Le Creusot porte en lui l'histoire d'une ville entièrement façonnée par l'industrie, depuis l'arrivée des Schneider en 1837.
Dès leur installation, les frères Schneider ont compris que l'eau était aussi vitale que le charbon et le minerai de fer. La ville et son usine croissaient vite, bien trop vite pour les réservoirs existants. Il a fallu inventer: en 1861, ils ont agrandi l'étang de la Forge et creusé des puits profonds. Puis, année après année, ils ont détourné les ruisseaux de Saint-Sernin-du-Bois et du Rançon par des tunnels souterrains de plusieurs centaines de mètres, conduisant l'eau jusqu'au château de la Verrerie. En 1914, ils ont percé un tunnel de 1 400 mètres sous le plateau d'Antully pour alimenter de nouveaux réservoirs. Chaque étape correspondait à un bond de la production industrielle.

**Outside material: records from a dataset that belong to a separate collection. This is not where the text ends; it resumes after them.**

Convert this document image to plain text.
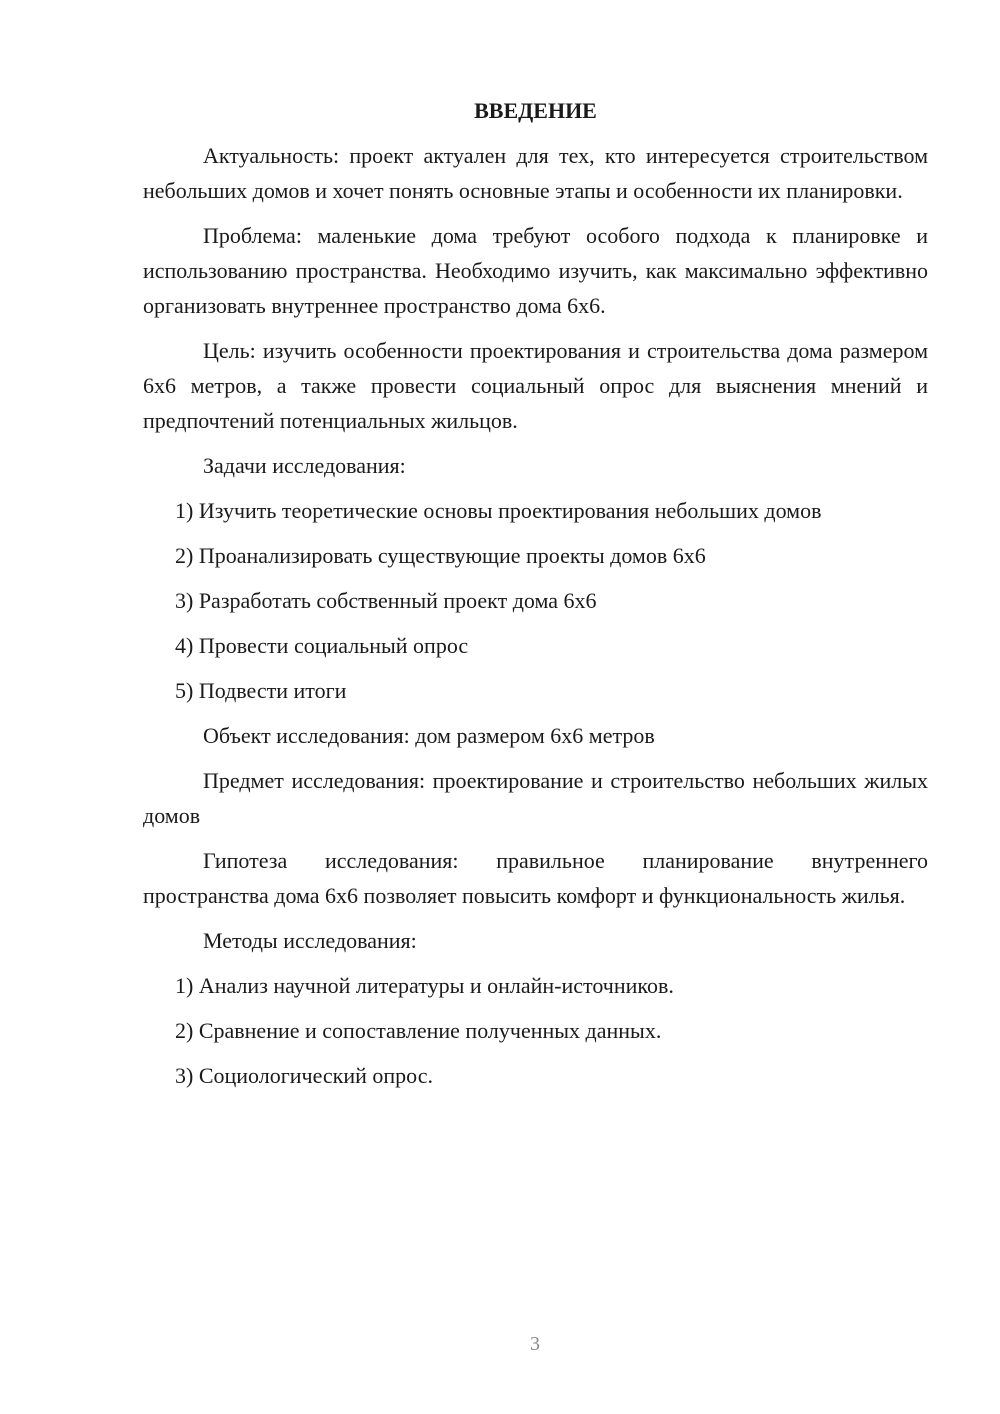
ВВЕДЕНИЕ

Актуальность: проект актуален для тех, кто интересуется строительством небольших домов и хочет понять основные этапы и особенности их планировки.

Проблема: маленькие дома требуют особого подхода к планировке и использованию пространства. Необходимо изучить, как максимально эффективно организовать внутреннее пространство дома 6х6.

Цель: изучить особенности проектирования и строительства дома размером 6х6 метров, а также провести социальный опрос для выяснения мнений и предпочтений потенциальных жильцов.

Задачи исследования:

1) Изучить теоретические основы проектирования небольших домов

2) Проанализировать существующие проекты домов 6х6

3) Разработать собственный проект дома 6х6

4) Провести социальный опрос

5) Подвести итоги

Объект исследования: дом размером 6х6 метров

Предмет исследования: проектирование и строительство небольших жилых домов

Гипотеза исследования: правильное планирование внутреннего пространства дома 6х6 позволяет повысить комфорт и функциональность жилья.

Методы исследования:

1) Анализ научной литературы и онлайн-источников.

2) Сравнение и сопоставление полученных данных.

3) Социологический опрос.

3
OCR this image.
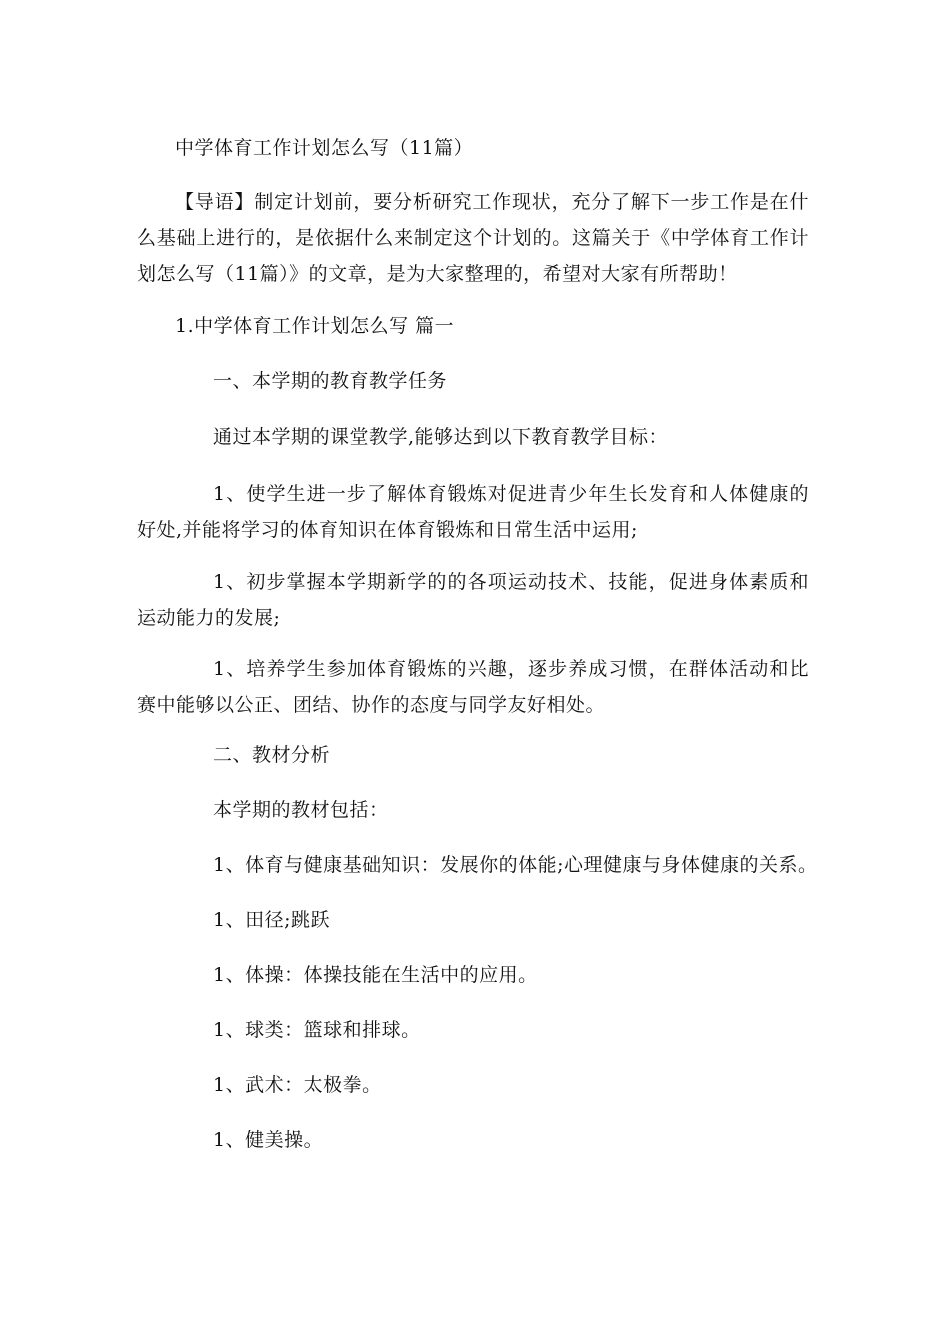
中学体育工作计划怎么写（11篇）
【导语】制定计划前，要分析研究工作现状，充分了解下一步工作是在什么基础上进行的，是依据什么来制定这个计划的。这篇关于《中学体育工作计划怎么写（11篇）》的文章，是为大家整理的，希望对大家有所帮助！
1.中学体育工作计划怎么写 篇一
一、本学期的教育教学任务
通过本学期的课堂教学,能够达到以下教育教学目标：
1、使学生进一步了解体育锻炼对促进青少年生长发育和人体健康的好处,并能将学习的体育知识在体育锻炼和日常生活中运用;
1、初步掌握本学期新学的的各项运动技术、技能，促进身体素质和运动能力的发展;
1、培养学生参加体育锻炼的兴趣，逐步养成习惯，在群体活动和比赛中能够以公正、团结、协作的态度与同学友好相处。
二、教材分析
本学期的教材包括：
1、体育与健康基础知识：发展你的体能;心理健康与身体健康的关系。
1、田径;跳跃
1、体操：体操技能在生活中的应用。
1、球类：篮球和排球。
1、武术：太极拳。
1、健美操。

L'électricité a suivi un chemin plus lent. Jusqu'en 1905, le gaz des hauts fourneaux éclairait les 2 600 becs de gaz des rues. Quand les habitants ont demandé des lampadaires électriques, Schneider a refusé: les turbo-alternateurs de l'usine produisaient à peine assez pour les machines. Il a fallu attendre 1943 pour que la compagnie crée sa propre société d'électricité, capable d'acheter du courant auprès de stations hydrauliques extérieures.

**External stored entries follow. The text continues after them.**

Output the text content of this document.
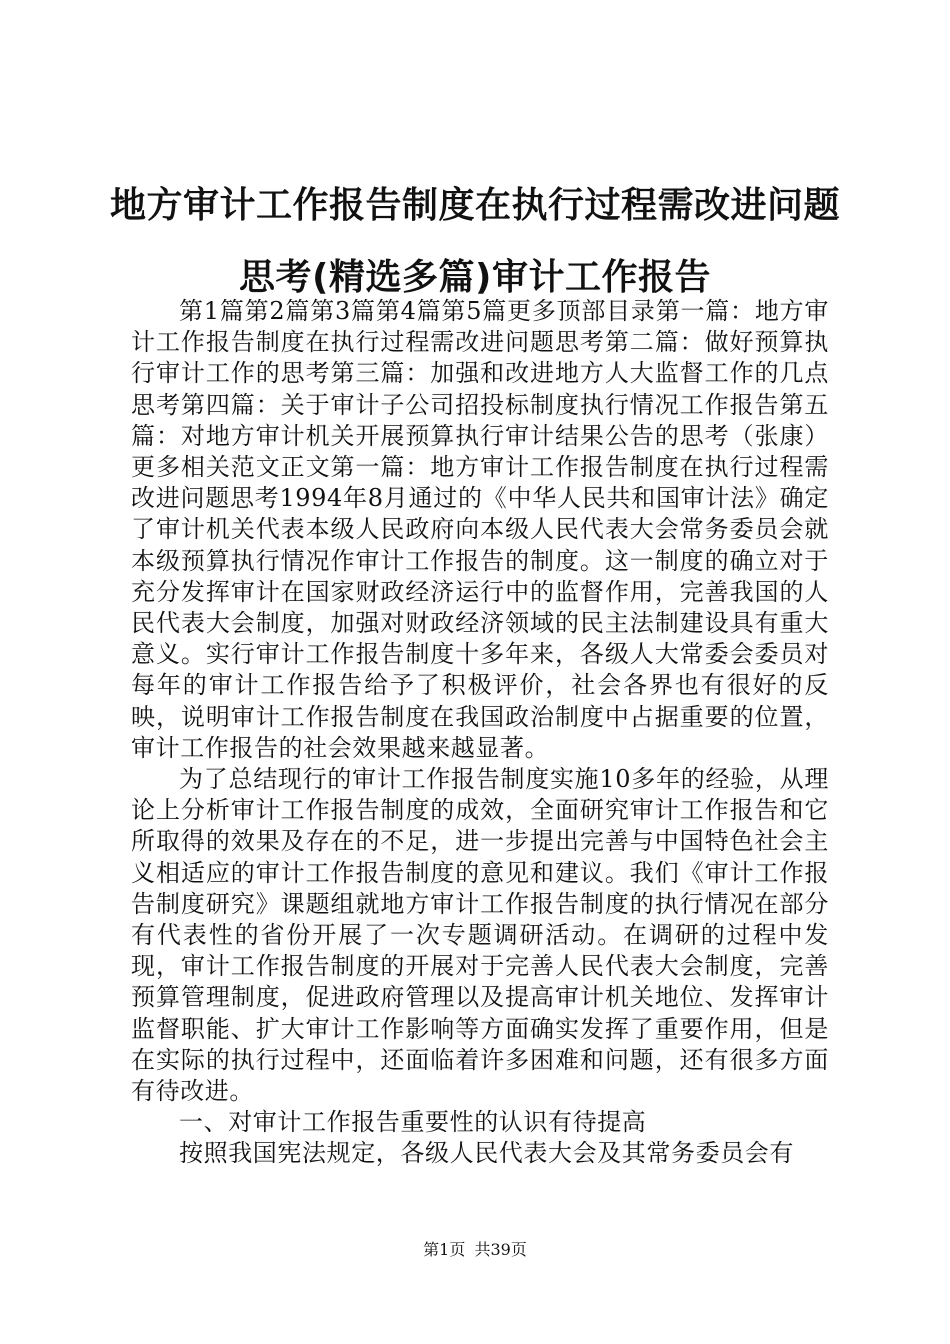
地方审计工作报告制度在执行过程需改进问题
思考(精选多篇)审计工作报告

第1篇第2篇第3篇第4篇第5篇更多顶部目录第一篇：地方审计工作报告制度在执行过程需改进问题思考第二篇：做好预算执行审计工作的思考第三篇：加强和改进地方人大监督工作的几点思考第四篇：关于审计子公司招投标制度执行情况工作报告第五篇：对地方审计机关开展预算执行审计结果公告的思考（张康）更多相关范文正文第一篇：地方审计工作报告制度在执行过程需改进问题思考1994年8月通过的《中华人民共和国审计法》确定了审计机关代表本级人民政府向本级人民代表大会常务委员会就本级预算执行情况作审计工作报告的制度。这一制度的确立对于充分发挥审计在国家财政经济运行中的监督作用，完善我国的人民代表大会制度，加强对财政经济领域的民主法制建设具有重大意义。实行审计工作报告制度十多年来，各级人大常委会委员对每年的审计工作报告给予了积极评价，社会各界也有很好的反映，说明审计工作报告制度在我国政治制度中占据重要的位置，审计工作报告的社会效果越来越显著。

为了总结现行的审计工作报告制度实施10多年的经验，从理论上分析审计工作报告制度的成效，全面研究审计工作报告和它所取得的效果及存在的不足，进一步提出完善与中国特色社会主义相适应的审计工作报告制度的意见和建议。我们《审计工作报告制度研究》课题组就地方审计工作报告制度的执行情况在部分有代表性的省份开展了一次专题调研活动。在调研的过程中发现，审计工作报告制度的开展对于完善人民代表大会制度，完善预算管理制度，促进政府管理以及提高审计机关地位、发挥审计监督职能、扩大审计工作影响等方面确实发挥了重要作用，但是在实际的执行过程中，还面临着许多困难和问题，还有很多方面有待改进。

一、对审计工作报告重要性的认识有待提高

按照我国宪法规定，各级人民代表大会及其常务委员会有

第1页 共39页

Aujourd'hui, le Creusot a fermé ses mines en 2000, mais l'usine Schneider continue sous d'autres noms. Les tunnels qu'on a creusés, les réservoirs qu'on a bâtis, la station du Pont Jeanne Rose construite en 1916 alimentent toujours la région. La ville entière reste le monument de cette industrie qui l'a créée.